I broke out of the freeze, and I lunged for him once again.

He didn’t see me coming this time, so I managed to knock him back to the ground.

I heard Raphael come toward us from behind me, and then he was holding Barron’s shoulders to the floor, letting me send punch after punch into Barron’s face.

“You BASTARD!” I screamed out. “THIS LITTLE GIRL HAD MORE FIGHT IN YOU THAN YOU’VE EVER HAD! YOU TRIED TO STEAL MY DAUGHTER, TO MAKE HER YOUR SOLDIER, AND SHE BEAT YOU! SHE BEAT YOU!”

But then Barron disappeared.

In the span of an instant, he was just… gone.

“Where’d he go?” I demanded.

Raphael looked around, just as confused as me.

“Take her,” I said, motioning to Snow. “Take her and shift and run out of here! Get her back to the Pack House!”

“No, Eve, I can’t leave you.”

I grabbed his hands, kissing him quickly one last time.

“If this is the last thing you ever do for me, it will be enough. Do you understand me? This is all I need. It’s all I need from you.”

Raphael nodded. And then, before I could change my mind, I ran up the stairs and out of the cabin.

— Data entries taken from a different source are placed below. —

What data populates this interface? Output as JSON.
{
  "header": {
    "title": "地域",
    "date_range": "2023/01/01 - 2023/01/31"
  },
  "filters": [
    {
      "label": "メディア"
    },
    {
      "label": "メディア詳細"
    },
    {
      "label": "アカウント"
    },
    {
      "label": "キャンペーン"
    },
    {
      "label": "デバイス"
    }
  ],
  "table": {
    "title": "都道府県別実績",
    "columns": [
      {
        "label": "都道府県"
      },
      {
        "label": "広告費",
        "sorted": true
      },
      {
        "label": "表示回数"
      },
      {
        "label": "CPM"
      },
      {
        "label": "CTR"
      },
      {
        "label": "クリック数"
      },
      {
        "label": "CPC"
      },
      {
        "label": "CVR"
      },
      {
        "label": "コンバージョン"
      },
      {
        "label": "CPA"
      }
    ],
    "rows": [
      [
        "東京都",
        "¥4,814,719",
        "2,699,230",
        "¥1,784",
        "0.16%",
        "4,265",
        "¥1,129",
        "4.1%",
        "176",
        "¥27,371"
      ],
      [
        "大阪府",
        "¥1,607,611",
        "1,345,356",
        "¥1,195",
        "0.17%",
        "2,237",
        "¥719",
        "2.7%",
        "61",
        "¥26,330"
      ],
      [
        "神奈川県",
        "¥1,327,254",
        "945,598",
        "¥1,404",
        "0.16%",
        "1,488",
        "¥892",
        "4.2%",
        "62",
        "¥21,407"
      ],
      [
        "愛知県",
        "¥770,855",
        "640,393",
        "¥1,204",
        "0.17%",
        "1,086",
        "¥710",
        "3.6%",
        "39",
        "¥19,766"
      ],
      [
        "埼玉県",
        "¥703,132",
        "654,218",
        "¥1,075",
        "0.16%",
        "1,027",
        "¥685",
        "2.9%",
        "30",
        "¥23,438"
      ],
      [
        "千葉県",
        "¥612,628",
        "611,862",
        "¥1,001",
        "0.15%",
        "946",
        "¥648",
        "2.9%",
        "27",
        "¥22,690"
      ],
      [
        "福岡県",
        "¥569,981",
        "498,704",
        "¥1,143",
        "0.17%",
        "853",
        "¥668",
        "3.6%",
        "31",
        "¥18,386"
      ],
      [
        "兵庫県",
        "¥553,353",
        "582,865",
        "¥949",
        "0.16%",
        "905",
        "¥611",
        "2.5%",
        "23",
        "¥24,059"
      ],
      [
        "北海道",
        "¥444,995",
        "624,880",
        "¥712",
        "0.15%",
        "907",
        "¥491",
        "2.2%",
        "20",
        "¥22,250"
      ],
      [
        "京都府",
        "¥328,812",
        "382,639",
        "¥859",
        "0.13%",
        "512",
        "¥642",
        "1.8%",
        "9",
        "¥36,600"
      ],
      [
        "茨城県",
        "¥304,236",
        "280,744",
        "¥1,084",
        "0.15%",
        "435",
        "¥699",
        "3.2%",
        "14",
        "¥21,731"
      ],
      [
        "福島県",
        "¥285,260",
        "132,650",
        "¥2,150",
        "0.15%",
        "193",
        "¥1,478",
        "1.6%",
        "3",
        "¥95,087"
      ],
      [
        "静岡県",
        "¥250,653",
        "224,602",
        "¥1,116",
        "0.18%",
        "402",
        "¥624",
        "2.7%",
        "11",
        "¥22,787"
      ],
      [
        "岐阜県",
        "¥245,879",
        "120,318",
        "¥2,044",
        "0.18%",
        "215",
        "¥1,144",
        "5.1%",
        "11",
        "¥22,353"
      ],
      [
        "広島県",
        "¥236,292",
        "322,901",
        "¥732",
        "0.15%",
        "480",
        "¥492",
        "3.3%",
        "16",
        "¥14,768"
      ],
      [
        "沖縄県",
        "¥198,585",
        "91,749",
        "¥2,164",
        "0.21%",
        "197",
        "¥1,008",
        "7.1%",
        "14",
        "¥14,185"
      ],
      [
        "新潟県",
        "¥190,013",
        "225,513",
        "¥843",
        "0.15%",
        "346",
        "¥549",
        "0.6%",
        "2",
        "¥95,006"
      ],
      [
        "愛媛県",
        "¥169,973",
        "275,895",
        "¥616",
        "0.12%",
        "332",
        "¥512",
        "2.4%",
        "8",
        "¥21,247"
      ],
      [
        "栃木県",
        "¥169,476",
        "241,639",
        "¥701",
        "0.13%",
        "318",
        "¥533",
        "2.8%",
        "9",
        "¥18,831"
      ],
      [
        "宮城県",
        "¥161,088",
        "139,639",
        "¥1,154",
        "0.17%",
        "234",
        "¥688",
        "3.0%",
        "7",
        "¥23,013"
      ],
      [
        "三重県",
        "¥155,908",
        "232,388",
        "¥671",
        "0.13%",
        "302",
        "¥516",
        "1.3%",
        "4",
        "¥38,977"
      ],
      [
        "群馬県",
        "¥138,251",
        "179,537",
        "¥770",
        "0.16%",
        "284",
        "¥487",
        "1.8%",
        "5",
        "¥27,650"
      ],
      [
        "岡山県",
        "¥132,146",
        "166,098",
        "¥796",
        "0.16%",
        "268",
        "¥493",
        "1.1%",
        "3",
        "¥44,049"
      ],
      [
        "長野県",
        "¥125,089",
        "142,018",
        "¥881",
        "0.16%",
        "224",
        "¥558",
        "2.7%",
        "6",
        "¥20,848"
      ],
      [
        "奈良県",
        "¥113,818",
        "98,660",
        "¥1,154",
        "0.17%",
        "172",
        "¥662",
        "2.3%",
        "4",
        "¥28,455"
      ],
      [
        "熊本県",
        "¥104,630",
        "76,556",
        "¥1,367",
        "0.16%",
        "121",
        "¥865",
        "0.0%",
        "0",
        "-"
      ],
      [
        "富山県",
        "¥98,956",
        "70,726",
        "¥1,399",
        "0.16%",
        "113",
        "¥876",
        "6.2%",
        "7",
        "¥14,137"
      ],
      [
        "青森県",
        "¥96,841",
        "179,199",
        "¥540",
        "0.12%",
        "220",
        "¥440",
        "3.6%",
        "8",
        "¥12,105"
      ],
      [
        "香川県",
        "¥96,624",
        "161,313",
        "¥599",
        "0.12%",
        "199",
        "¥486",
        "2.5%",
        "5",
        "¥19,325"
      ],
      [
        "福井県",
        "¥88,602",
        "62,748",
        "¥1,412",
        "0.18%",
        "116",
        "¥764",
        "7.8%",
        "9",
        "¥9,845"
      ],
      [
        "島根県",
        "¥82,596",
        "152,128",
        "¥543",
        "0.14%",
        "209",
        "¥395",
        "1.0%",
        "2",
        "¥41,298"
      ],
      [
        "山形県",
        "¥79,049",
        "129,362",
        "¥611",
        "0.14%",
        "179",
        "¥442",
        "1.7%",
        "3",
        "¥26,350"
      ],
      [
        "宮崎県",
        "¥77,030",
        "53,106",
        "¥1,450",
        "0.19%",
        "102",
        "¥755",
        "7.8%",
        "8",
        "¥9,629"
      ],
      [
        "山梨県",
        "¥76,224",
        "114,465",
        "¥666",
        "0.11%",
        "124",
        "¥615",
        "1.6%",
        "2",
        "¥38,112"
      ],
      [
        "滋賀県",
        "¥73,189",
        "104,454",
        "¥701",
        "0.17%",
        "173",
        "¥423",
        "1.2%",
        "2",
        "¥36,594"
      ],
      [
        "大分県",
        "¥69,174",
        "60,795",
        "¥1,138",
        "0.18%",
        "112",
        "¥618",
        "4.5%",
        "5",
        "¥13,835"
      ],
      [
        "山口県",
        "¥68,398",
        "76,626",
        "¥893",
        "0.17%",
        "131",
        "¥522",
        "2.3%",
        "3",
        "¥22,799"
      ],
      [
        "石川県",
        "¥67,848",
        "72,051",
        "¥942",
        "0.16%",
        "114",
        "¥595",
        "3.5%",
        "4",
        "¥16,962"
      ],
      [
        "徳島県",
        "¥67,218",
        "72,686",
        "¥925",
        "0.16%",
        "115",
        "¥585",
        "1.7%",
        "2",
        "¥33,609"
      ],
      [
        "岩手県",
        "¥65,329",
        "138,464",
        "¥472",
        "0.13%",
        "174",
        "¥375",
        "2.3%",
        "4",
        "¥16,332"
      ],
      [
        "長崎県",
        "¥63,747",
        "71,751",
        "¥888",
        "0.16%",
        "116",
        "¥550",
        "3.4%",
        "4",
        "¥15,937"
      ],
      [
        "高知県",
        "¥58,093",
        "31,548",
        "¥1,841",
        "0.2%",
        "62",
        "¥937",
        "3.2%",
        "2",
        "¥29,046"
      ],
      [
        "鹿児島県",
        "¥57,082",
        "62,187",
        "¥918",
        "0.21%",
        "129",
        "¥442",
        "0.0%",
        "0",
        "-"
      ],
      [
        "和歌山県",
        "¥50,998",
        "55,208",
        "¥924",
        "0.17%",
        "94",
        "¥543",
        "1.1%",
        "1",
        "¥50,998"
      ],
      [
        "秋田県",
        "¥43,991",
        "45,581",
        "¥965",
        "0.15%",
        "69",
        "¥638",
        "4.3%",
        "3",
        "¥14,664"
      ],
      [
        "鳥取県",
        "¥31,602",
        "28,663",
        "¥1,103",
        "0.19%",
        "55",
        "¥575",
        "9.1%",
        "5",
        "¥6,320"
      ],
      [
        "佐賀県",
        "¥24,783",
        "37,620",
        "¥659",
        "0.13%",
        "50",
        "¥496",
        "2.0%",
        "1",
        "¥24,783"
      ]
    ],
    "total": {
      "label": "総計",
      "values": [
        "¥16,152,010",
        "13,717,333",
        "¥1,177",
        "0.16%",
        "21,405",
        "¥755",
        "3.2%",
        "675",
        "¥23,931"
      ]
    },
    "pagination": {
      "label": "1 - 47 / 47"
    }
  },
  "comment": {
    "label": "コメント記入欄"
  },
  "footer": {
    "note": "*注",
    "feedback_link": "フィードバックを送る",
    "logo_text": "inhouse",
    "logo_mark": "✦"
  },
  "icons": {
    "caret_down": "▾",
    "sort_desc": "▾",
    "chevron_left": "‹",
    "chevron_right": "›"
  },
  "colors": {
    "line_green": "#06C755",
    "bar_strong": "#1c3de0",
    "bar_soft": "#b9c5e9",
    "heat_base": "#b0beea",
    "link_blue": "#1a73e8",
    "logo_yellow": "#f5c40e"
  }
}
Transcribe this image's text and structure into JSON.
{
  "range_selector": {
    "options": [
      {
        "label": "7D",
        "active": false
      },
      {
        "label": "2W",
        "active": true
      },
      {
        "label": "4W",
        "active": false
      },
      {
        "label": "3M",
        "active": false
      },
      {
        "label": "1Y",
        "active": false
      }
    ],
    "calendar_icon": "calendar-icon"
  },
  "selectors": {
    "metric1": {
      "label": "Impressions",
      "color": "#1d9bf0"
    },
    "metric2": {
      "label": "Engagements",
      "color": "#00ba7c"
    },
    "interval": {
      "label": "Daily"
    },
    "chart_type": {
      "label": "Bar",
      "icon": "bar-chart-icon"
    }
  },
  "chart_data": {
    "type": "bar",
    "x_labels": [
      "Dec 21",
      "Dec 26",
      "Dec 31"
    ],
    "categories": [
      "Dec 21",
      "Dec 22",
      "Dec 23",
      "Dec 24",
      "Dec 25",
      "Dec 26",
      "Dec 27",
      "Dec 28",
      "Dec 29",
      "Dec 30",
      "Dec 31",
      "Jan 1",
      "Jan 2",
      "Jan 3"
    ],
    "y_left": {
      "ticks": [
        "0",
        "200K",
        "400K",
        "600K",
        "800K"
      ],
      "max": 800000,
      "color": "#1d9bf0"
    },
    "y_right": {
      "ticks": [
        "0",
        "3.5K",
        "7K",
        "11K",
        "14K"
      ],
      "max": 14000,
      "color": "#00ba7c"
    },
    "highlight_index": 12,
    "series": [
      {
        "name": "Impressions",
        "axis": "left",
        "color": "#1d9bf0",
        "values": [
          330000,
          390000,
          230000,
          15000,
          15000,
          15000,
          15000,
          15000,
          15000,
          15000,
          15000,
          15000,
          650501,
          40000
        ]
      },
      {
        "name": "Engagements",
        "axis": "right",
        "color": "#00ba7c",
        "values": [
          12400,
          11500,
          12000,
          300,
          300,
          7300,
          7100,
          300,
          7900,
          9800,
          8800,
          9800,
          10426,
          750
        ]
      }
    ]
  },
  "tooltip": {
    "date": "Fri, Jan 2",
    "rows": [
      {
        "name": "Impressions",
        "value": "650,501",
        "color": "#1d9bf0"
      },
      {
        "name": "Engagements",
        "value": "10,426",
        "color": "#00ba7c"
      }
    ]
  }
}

When I was back on the ice outside, I called out. “Barron! It’s just me now. Come out!” I waited.

There was no response. So I tried again. “You want to fight fair? I’m ready to fight fair.”

I scanned the ice. Nothing.

“Okay, let’s fight fair,” a voice said from behind me. I turned around. And there he was.

“Raphael’s leaving the wood cabin with Snow now. Turn around and see, or don’t. It doesn’t matter. What matters is you know that I’ll never stop hunting you three.”

I didn’t turn around.

I wasn’t going to take my eyes off Barron Von Logia until I had him defeated.

“You’re all talk.”

“Oh, I do lots of acting. It’s just behind the scenes. Say, 1739, for instance. I was in Madrid. So was Raphael, actually. What a coincidence. Only, it wasn’t a coincidence. See, I had Anthony Whitethorn with me. I believe you met him. He was the memory thief. He stole one of Raphael’s memories.”

I could feel my heartbeat quicken. Immediately I knew what Barron was about to say.

“The Angeline memory,” I choked out.

“That’s right. He stole the Angeline memory.”

“So Raphael has no idea that we met in the 1500s. That he took my virginity and left me.”

“None at all, Eve. None at all.” Barron cleared his throat, pulling his cane out from behind his back. “Now, are we going to fight or what?”